Im Rahmen des Projekts wurden in einem der Schulzimmer ein Fernsehgerät
und ein Videogerät installiert, die mit der PV-Anlage betrieben werden
(siehe Tabelle 1). Nun besteht auch außerschulisch großes Interesse
an den Möglichkeiten, die das Fernseh- und das Videogerät mit sich
bringen. Die Geräte werden auch für die Erwachsenenbildung, insbesondere
für die Alphabetisierung sowie zur Übermittlung von Informationen
zu Gesundheitsfragen genutzt. Weiters übernimmt die Anlage die Funktion
eines Landkinos, oder man trifft sich an Samstagnachmittagen, um sich Fußballspiele
anzusehen. Dies bringt neben der Erhöhung der Bildung und der Lebensqualität
auch Einnahmen, die für die Wartung der Anlage verwendet werden können.
Schlussfolgerung
Um die Wartung nach der Übergabe zu gewährleisten, hat das Ministerium
für Naturressourcen und Energie einen Wartungsvertrag über ein Jahr
mit dem Lieferanten - Solar International Ltd. - abgeschlossen. Während
dieses Zeitraums werden außerdem vom Ministerium eine Reihe von Inspektionsbesuchen
durchgeführt, damit - wenn erforderlich - Hilfestellung gewährt werden
kann. Zudem hat das Ministerium Schulungskurse für den Sonnenenergie-Ausschuss
abgehalten. In diesen Kursen wurden grundlegende technische Aspekte der Installation
und Wartung von Photovoltaikanlagen vorgestellt.

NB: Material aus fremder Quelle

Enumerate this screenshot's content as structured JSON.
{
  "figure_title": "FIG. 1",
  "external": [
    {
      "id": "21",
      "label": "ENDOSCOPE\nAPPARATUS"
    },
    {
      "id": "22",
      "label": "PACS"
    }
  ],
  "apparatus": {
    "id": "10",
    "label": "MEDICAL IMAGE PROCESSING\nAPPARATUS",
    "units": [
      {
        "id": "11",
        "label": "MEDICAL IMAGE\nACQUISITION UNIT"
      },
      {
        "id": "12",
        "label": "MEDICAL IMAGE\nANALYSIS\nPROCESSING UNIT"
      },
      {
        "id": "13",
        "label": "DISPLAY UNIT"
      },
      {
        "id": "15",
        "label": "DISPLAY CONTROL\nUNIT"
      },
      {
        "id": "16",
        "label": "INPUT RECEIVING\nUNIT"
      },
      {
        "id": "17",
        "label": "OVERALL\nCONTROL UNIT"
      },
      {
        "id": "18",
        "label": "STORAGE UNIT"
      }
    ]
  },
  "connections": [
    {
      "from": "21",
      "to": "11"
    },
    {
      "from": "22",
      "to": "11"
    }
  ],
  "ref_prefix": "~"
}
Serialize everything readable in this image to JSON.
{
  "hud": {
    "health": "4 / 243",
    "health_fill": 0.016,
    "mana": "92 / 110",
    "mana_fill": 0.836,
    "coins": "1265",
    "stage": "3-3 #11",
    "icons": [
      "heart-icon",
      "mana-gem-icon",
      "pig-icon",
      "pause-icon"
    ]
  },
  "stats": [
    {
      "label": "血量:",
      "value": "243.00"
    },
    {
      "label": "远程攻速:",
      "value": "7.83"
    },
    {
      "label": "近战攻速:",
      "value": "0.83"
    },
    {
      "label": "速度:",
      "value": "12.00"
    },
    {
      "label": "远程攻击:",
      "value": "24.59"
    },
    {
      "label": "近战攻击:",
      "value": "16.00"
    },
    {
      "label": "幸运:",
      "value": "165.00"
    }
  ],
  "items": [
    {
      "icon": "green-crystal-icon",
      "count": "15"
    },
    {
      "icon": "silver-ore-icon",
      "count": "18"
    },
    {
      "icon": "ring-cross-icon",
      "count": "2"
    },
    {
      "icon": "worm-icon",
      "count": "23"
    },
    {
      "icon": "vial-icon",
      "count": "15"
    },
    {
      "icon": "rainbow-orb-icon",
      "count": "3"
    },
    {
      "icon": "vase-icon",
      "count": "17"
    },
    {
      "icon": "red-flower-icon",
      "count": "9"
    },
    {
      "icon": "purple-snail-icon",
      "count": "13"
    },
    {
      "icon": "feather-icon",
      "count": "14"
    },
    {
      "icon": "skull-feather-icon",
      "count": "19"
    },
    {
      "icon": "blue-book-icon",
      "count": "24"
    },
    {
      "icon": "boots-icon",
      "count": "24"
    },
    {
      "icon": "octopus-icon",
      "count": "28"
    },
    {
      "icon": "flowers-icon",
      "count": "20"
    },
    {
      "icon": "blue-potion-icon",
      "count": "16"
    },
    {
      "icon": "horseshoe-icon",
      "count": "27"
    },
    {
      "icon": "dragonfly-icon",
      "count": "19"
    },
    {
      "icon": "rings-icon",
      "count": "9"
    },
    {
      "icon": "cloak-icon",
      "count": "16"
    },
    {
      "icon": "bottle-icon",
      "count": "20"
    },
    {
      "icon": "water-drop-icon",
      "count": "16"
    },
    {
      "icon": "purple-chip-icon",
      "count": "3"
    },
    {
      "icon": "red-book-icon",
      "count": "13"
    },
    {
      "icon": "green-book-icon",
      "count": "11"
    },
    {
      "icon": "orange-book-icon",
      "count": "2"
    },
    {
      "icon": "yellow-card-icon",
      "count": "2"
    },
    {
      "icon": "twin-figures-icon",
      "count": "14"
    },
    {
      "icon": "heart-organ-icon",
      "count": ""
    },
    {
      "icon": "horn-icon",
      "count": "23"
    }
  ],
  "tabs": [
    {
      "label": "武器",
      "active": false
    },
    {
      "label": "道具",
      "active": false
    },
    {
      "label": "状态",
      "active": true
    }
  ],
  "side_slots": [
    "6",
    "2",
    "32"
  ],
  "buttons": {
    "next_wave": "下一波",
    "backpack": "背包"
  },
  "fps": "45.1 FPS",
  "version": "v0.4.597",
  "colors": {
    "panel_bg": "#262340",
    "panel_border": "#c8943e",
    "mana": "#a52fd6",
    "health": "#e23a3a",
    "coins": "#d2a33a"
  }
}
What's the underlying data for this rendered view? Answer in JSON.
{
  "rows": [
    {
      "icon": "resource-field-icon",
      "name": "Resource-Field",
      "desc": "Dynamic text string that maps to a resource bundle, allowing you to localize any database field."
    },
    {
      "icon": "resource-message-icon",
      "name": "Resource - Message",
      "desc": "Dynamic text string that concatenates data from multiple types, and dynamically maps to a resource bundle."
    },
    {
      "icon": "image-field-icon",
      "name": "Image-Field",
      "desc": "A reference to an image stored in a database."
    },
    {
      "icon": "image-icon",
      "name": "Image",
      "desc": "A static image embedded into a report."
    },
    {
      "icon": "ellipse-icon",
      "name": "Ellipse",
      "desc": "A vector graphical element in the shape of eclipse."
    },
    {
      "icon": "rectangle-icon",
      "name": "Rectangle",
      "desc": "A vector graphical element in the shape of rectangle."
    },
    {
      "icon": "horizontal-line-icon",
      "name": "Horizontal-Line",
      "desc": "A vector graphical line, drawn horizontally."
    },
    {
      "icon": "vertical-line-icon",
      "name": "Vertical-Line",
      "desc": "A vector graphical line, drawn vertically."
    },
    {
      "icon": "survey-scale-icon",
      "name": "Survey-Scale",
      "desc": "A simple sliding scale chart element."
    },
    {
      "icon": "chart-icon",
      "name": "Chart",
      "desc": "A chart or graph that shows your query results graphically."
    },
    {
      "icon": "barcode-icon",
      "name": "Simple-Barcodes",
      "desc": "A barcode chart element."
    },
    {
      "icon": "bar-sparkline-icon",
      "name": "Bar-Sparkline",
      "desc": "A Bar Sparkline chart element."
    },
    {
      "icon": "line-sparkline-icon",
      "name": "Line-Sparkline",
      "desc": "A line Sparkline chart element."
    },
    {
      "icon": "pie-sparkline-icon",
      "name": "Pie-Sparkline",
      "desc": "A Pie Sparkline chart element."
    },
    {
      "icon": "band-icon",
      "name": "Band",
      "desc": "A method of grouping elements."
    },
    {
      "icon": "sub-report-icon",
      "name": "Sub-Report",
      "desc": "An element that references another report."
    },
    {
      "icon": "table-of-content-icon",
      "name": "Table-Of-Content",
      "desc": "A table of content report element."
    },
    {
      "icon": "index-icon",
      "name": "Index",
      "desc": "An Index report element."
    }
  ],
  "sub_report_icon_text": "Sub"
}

Aufgrund des Erfolgs dieses Projekts hofft man, dass es zu weiteren Investitionen
für die Nutzung der Sonnenenergie kommt. Dies könnte durch einzelne
Mitglieder der Gemeinde und durch andere interessierte Stellen geleistet werden,
die Geld in die Nutzung der Sonnenenergie investieren. Die Gemeinde hat freundlicherweise
angeboten, ihre Anlage anderen Gemeinden vorzuführen und ihnen sowohl die
Vorteile als auch die Probleme, die ein solches Projekt mit sich bringt, näher
zu bringen. Weitere Projekte, die gegenwärtig für die Gemeinde von
Mphaphati vorbereitet werden, sind ein Solarkocherprojekt und die Installation
eines mit Sonnenenergie betriebenen Münzfernsprechers.
| Kontakt: OPET SADC, Nick Ndaba, Botswana Technology Centre, Gaborone, Botswana. E-mail: nndaba@botec.bw Internet: www.botec.bw |
*)Jonathan Curren
ist Berater für erneuerbare Energien
beim Ministerium für Naturressourcen und Energie von Swaziland
Sibisiso N. Dlamini
ist Mitarbeiter des Ministerium für Naturressourcen und Energie in Mbabane,
Swaziland [^]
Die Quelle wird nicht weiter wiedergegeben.